Landowners File Suit Stating That Routing of Keystone XL Pipeline Needs to Start Over

Landowners File Suit Stating That Routing of Keystone XL Pipeline Needs to Start Over

Landowners fighting the construction of the Keystone XL Pipeline submitted a 36-page brief on Monday, April 16 to the Nebraska Supreme Court asking that the Public Service Commission's (PSC) approval of the alternative route be nullified.

In addition to the Canadian company’s failure to seek approval of routes other than its “preferred” route, TransCanada failed to complete a necessary step to secure approval of an alternative route for its multi-billion dollar pipeline.

Attorneys representing the landowners, David Domina and Brian Jorde, previously stated that TransCanada made a legal error by only asking for approval of its preferred route, and that the alternatives were only offered as to show that there were multiple options under consideration. No public hearings were conducted to consider them, and the company never filed a request for approval.

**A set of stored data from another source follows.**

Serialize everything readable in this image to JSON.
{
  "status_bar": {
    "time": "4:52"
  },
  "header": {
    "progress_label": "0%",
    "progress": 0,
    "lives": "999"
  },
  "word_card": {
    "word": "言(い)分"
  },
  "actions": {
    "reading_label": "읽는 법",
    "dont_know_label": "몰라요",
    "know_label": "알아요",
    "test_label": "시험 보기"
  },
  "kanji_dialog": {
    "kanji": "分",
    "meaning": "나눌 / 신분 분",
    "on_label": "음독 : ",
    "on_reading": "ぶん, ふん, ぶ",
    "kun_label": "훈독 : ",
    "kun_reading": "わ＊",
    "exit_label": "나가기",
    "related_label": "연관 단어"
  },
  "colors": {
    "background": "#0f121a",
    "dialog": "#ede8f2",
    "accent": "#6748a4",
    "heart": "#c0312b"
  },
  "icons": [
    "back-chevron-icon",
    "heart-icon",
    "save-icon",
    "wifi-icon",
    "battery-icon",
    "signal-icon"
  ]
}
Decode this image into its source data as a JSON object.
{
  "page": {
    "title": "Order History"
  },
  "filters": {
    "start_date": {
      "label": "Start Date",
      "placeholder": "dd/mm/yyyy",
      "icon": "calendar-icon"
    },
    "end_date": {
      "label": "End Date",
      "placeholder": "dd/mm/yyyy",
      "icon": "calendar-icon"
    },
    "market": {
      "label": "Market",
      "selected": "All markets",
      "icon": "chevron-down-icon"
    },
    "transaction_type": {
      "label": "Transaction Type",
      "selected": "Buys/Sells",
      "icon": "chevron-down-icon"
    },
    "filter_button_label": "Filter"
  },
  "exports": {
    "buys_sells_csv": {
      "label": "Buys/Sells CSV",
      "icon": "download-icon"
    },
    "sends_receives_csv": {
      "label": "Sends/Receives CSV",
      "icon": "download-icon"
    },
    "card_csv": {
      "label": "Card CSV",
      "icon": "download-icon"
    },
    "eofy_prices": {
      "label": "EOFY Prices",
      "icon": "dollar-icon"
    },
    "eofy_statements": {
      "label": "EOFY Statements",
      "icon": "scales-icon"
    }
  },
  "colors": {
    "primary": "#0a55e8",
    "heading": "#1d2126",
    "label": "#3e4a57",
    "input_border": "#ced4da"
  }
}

The recently filed legal brief added a new layer of potential complication for the foreign oil company – under Nebraska law, the governor must first deny a route before a company can submit its application to the PSC for approval.

"The governor must say 'no' first; then comes the PSC," Domina and Jorde argued. "TransCanada missed the jurisdictional first step."

The Domina Law Group attorneys chose their words carefully in arguing that the routing process for the $8 billion pipeline should be started over – a new delay that could take at least another year to complete – by quoting Shakespeare.

“’[T]hings sweet to taste prove in digestion sour,’” they said. ““TransCanada cannot keep what it did not seek. The indigestion set in for TransCanada immediately after the (Public Service Commission) decision of November 20.”

TransCanada has 30 days to file its own legal brief in response. The Nebraska Supreme Court will start to hear oral arguments for and against the approval of this alternative route this fall, and will issue its ruling after that.